Swiss sovereign money referendum and the architecture of money

11 June 2018

The referendum on the Swiss sovereign money initiative (Vollgeldinitiative) of 10 June served as an important reminder that the modalities of the production of money are not set in stone. Its failure should not be seen as confirmation that central banking and money do not require some fundamental rethink. The initiative’s objective to suspend fractional reserve banking and provide central bank money to everyone was not its most radical proposition. It was the legalisation of cryptocurrencies and envisaged money competition. The referendum offered a true change in the architecture of money with likely important broader impulses for the international monetary system.

The sovereign money initiative envisaged to have bank sight deposits fully reserved with central bank money and thereby vest in the central bank the sole ability to create money. This targeted restoring a historical though in many countries controversial objective of centralisation of the production of money that was superseded with the emergence of commercial banks and fractional reserve banking. It would have de facto granted citizens an account with the central bank and proposed the money to be in digital form. The initiative offered private media of exchange like bitcoin and cryptocurrency legal certainty through an amendment of the Swiss constitution. It thus combined centralisation of money creation by the state with competition with private monies.

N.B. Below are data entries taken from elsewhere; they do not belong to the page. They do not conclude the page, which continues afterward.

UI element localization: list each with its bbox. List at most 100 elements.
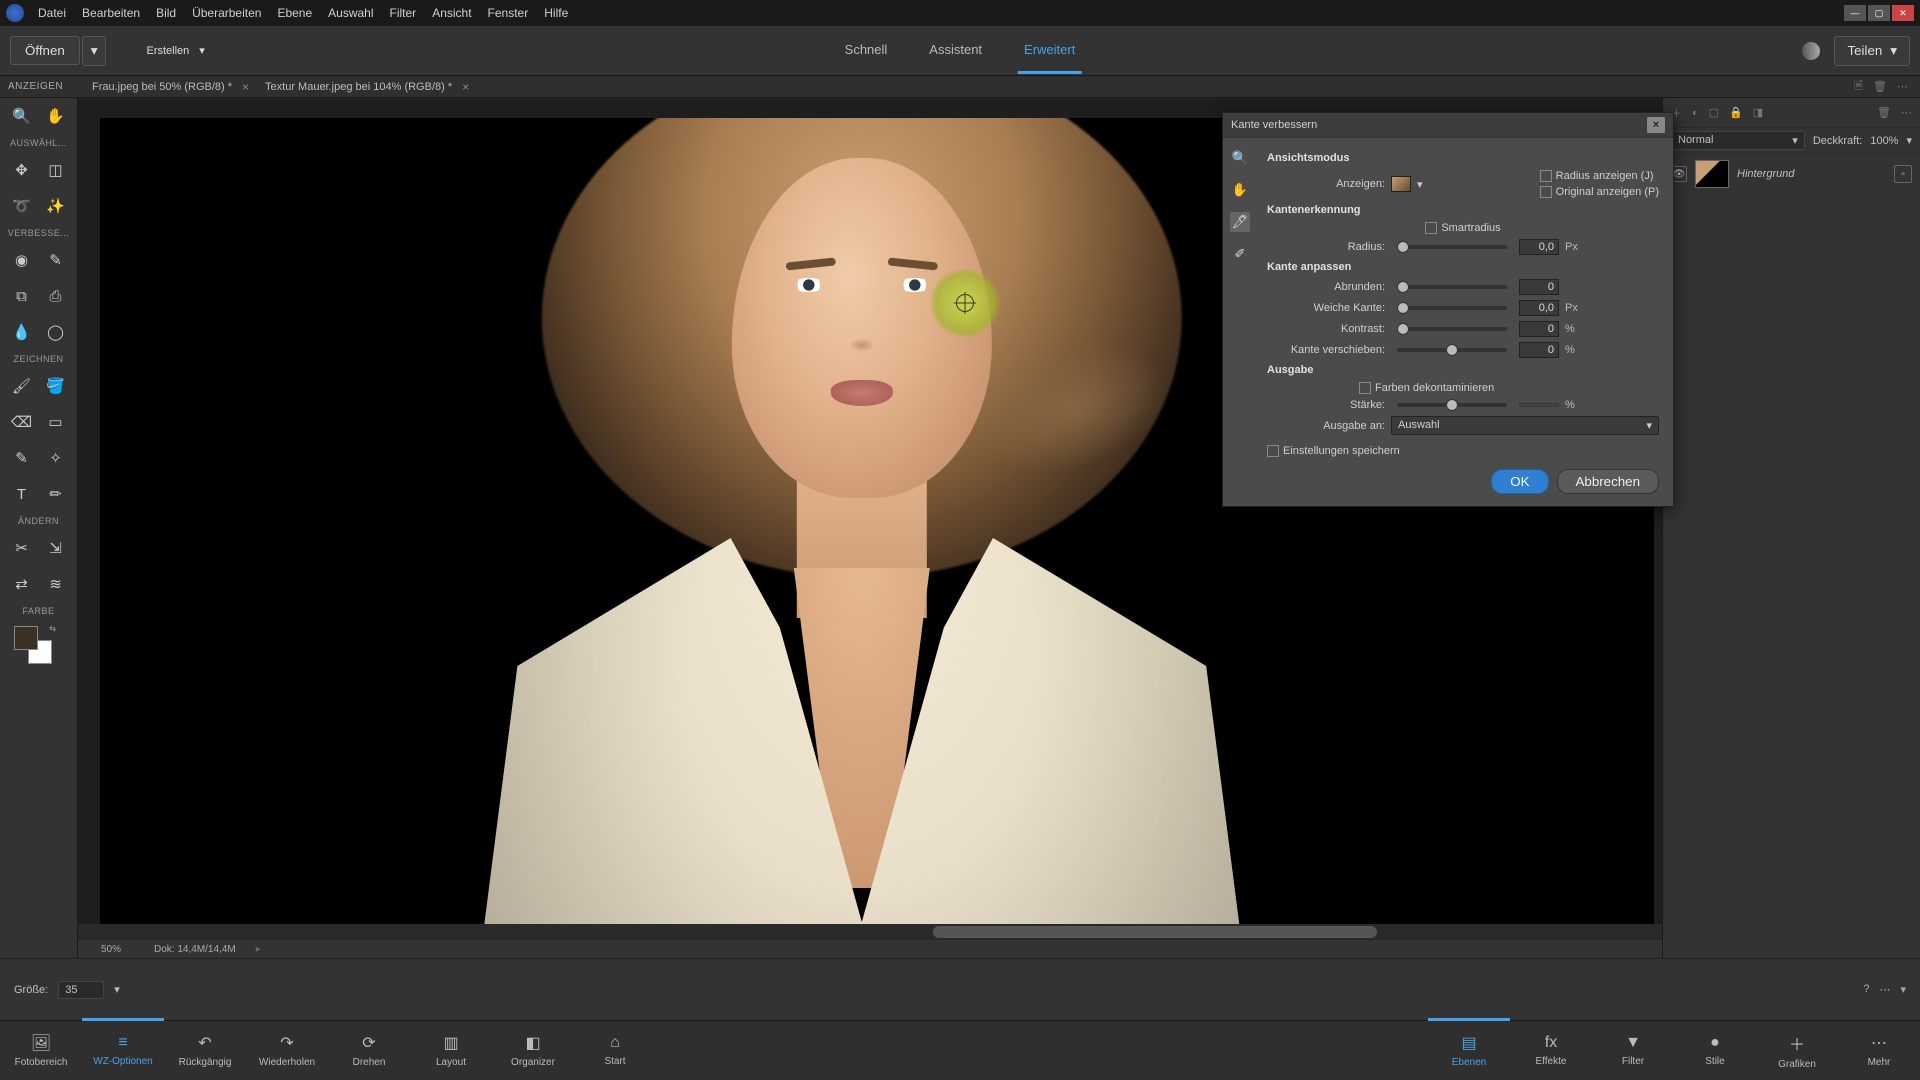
smooth-value[interactable]: 0 bbox=[1519, 279, 1559, 295]
smooth-slider[interactable] bbox=[1397, 285, 1507, 289]
minimize-button[interactable]: — bbox=[1844, 5, 1866, 21]
bb-foto[interactable]: 🖼Fotobereich bbox=[0, 1021, 82, 1080]
close-button[interactable]: ✕ bbox=[1892, 5, 1914, 21]
options-menu-icon[interactable]: ⋯ bbox=[1879, 983, 1890, 996]
bb-ebenen[interactable]: ▤Ebenen bbox=[1428, 1018, 1510, 1080]
opacity-value[interactable]: 100% bbox=[1870, 135, 1898, 147]
stamp-tool-icon[interactable]: ⎙ bbox=[44, 284, 68, 308]
bb-redo[interactable]: ↷Wiederholen bbox=[246, 1021, 328, 1080]
menu-item-fenster[interactable]: Fenster bbox=[488, 6, 529, 20]
tab-expert[interactable]: Erweitert bbox=[1018, 28, 1081, 74]
menu-item-auswahl[interactable]: Auswahl bbox=[328, 6, 373, 20]
shape-tool-icon[interactable]: ✧ bbox=[44, 446, 68, 470]
straighten-tool-icon[interactable]: ≋ bbox=[44, 572, 68, 596]
bb-layout[interactable]: ▥Layout bbox=[410, 1021, 492, 1080]
dialog-titlebar[interactable]: Kante verbessern × bbox=[1223, 113, 1673, 138]
sponge-tool-icon[interactable]: ◯ bbox=[44, 320, 68, 344]
share-button[interactable]: Teilen▾ bbox=[1834, 36, 1910, 66]
tab-assist[interactable]: Assistent bbox=[923, 28, 988, 74]
chevron-down-icon[interactable]: ▾ bbox=[114, 983, 120, 996]
amount-slider[interactable] bbox=[1397, 403, 1507, 407]
horizontal-scrollbar[interactable] bbox=[78, 924, 1662, 940]
trash-icon[interactable]: 🗑 bbox=[1873, 80, 1887, 93]
bb-organizer[interactable]: ◧Organizer bbox=[492, 1021, 574, 1080]
dialog-close-icon[interactable]: × bbox=[1647, 117, 1665, 133]
smart-radius-checkbox[interactable]: Smartradius bbox=[1425, 222, 1500, 234]
menu-item-hilfe[interactable]: Hilfe bbox=[544, 6, 568, 20]
eraser-tool-icon[interactable]: ⌫ bbox=[10, 410, 34, 434]
brush-tool-icon[interactable]: 🖌 bbox=[10, 374, 34, 398]
size-input[interactable]: 35 bbox=[58, 981, 104, 999]
move-tool-icon[interactable]: ✥ bbox=[10, 158, 34, 182]
doc-icon[interactable]: 🗎 bbox=[1854, 77, 1863, 96]
shift-slider[interactable] bbox=[1397, 348, 1507, 352]
radius-slider[interactable] bbox=[1397, 245, 1507, 249]
ok-button[interactable]: OK bbox=[1491, 469, 1548, 494]
panel-menu-icon[interactable]: ⋯ bbox=[1901, 106, 1912, 119]
output-to-select[interactable]: Auswahl▾ bbox=[1391, 416, 1659, 435]
menu-item-bild[interactable]: Bild bbox=[156, 6, 176, 20]
decontaminate-checkbox[interactable]: Farben dekontaminieren bbox=[1359, 382, 1494, 394]
hand-tool-icon[interactable]: ✋ bbox=[1230, 180, 1250, 200]
tab-quick[interactable]: Schnell bbox=[839, 28, 894, 74]
maximize-button[interactable]: ▢ bbox=[1868, 5, 1890, 21]
clone-tool-icon[interactable]: ⧉ bbox=[10, 284, 34, 308]
bb-undo[interactable]: ↶Rückgängig bbox=[164, 1021, 246, 1080]
gradient-tool-icon[interactable]: ▭ bbox=[44, 410, 68, 434]
blend-mode-select[interactable]: Normal▾ bbox=[1671, 131, 1805, 150]
text-tool-icon[interactable]: T bbox=[10, 482, 34, 506]
swap-colors-icon[interactable]: ⇆ bbox=[49, 624, 56, 633]
blur-tool-icon[interactable]: 💧 bbox=[10, 320, 34, 344]
show-original-checkbox[interactable]: Original anzeigen (P) bbox=[1540, 186, 1659, 198]
menu-item-ansicht[interactable]: Ansicht bbox=[432, 6, 471, 20]
lock-icon[interactable]: 🔒 bbox=[1729, 106, 1743, 119]
shift-value[interactable]: 0 bbox=[1519, 342, 1559, 358]
lasso-tool-icon[interactable]: ➰ bbox=[10, 194, 34, 218]
bb-start[interactable]: ⌂Start bbox=[574, 1021, 656, 1080]
recompose-tool-icon[interactable]: ⇲ bbox=[44, 536, 68, 560]
adj-icon[interactable]: ◨ bbox=[1753, 106, 1763, 119]
bb-mehr[interactable]: ⋯Mehr bbox=[1838, 1021, 1920, 1080]
create-button[interactable]: Erstellen▾ bbox=[136, 38, 214, 63]
open-dropdown[interactable]: ▾ bbox=[82, 36, 107, 66]
bb-rotate[interactable]: ⟳Drehen bbox=[328, 1021, 410, 1080]
collapse-icon[interactable]: ▾ bbox=[1900, 983, 1906, 996]
document-tab-1[interactable]: Frau.jpeg bei 50% (RGB/8) * × bbox=[92, 80, 249, 94]
close-icon[interactable]: × bbox=[242, 80, 249, 94]
bb-effekte[interactable]: fxEffekte bbox=[1510, 1021, 1592, 1080]
refine-brush-icon[interactable]: 🖊 bbox=[1230, 212, 1250, 232]
menu-item-bearbeiten[interactable]: Bearbeiten bbox=[82, 6, 140, 20]
close-icon[interactable]: × bbox=[462, 80, 469, 94]
pencil-tool-icon[interactable]: ✏ bbox=[44, 482, 68, 506]
theme-toggle-icon[interactable] bbox=[1802, 42, 1820, 60]
menu-item-ebene[interactable]: Ebene bbox=[277, 6, 312, 20]
bb-wz[interactable]: ≡WZ-Optionen bbox=[82, 1018, 164, 1080]
layer-row[interactable]: 👁 Hintergrund ▫ bbox=[1663, 154, 1920, 194]
chevron-down-icon[interactable]: ▾ bbox=[1906, 134, 1912, 147]
menu-item-filter[interactable]: Filter bbox=[390, 6, 417, 20]
marquee-tool-icon[interactable]: ◫ bbox=[44, 158, 68, 182]
chevron-down-icon[interactable]: ▾ bbox=[1417, 178, 1423, 191]
trash-icon[interactable]: 🗑 bbox=[1877, 106, 1891, 119]
radius-value[interactable]: 0,0 bbox=[1519, 239, 1559, 255]
eyedropper-tool-icon[interactable]: ✎ bbox=[10, 446, 34, 470]
zoom-value[interactable]: 50% bbox=[88, 944, 134, 955]
feather-slider[interactable] bbox=[1397, 306, 1507, 310]
spot-tool-icon[interactable]: ✎ bbox=[44, 248, 68, 272]
open-button[interactable]: Öffnen bbox=[10, 36, 80, 65]
fg-color-swatch[interactable] bbox=[14, 626, 38, 650]
color-swatches[interactable]: ⇆ bbox=[0, 620, 77, 664]
redeye-tool-icon[interactable]: ◉ bbox=[10, 248, 34, 272]
menu-item-datei[interactable]: Datei bbox=[38, 6, 66, 20]
hand-tool-icon[interactable]: ✋ bbox=[44, 104, 68, 128]
preview-chip[interactable] bbox=[1391, 176, 1411, 192]
bucket-tool-icon[interactable]: 🪣 bbox=[44, 374, 68, 398]
zoom-tool-icon[interactable]: 🔍 bbox=[1230, 148, 1250, 168]
wand-tool-icon[interactable]: ✨ bbox=[44, 194, 68, 218]
show-radius-checkbox[interactable]: Radius anzeigen (J) bbox=[1540, 170, 1659, 182]
bb-stile[interactable]: ●Stile bbox=[1674, 1021, 1756, 1080]
menu-item-überarbeiten[interactable]: Überarbeiten bbox=[192, 6, 261, 20]
mask-icon[interactable]: ▢ bbox=[1709, 106, 1719, 119]
remember-checkbox[interactable]: Einstellungen speichern bbox=[1267, 445, 1400, 457]
help-icon[interactable]: ? bbox=[1863, 983, 1869, 996]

The history of central banks is one about the organisation of the production of money and direct dealings with the public. The beginnings of the SNB in 1907 followed an acrimonious debate to end the previous decentralised canton-based banks of issue system. Several earlier attempts to establish a central bank were defeated by referenda in 1876, 1880, 1897 attributed in large part to concerns about the undue concentration of monetary power in a single institution. The SNB discounted bills of exchange, the principal central bank instrument during the 19th century, directly with banks and non-banks. In 1913, about half of all deposits at the SNB were with non-banks and private deposits at the SNB increased considerably in times of crisis, for example 90-fold during World War I from 1913 to 1918.

The adoption of digital money would have made Switzerland one of the first countries to offer a central bank issued digital currency. The initiative would have been consistent with the fungibility between coins, notes and central bank reserves that are held in digital form.

The legalisation of private media of exchange would have converted Switzerland in probably the first country where private monies would be subject to constitutional backing. The initiative declared that it aimed to foster competition among monies. This corresponded to Austrian libertarian economist Friedrich Hayek’s idea of money competition based on entry and exit threats as holders of monies would discard monies perceived as unstable thereby giving incentives towards orderly money issuance.

The money competition idea projected a new vision about money. While commercial banks are the main producers of money today, deposits cannot serve as media of exchange. The idea of competing official and private monies shifts money competition from commercial bank deposits towards money as medium of exchange where the public would be able to decide between holding different media of exchange to undertake certain or all transactions. It would undoubtedly open proliferation of cryptocurrencies including the possibility for big retailers and other large commercial entities to introduce their own currencies. Switzerland would have become the benchmark for digital currency ecosystems and monetary policy ideas based on money competition.

The Swiss sovereign money initiative changed debate and perception about money. The dominance of commercial banks, increasing importance of non-bank financial institutions, new financial technology and advent of cryptocurrencies have been changing key conditions for money, monetary stability and monetary policy itself. While the effects of the stated objectives of the initiative remained unclear, the interaction of past and modern concepts confusing and uncertainty of the impact of change probably deterred many from supporting it, it was an early expression of how popular interest could shift the boundaries of the production and allocation of money. The failure of the initiative will unlikely mark the end of a new thinking about the architecture of money.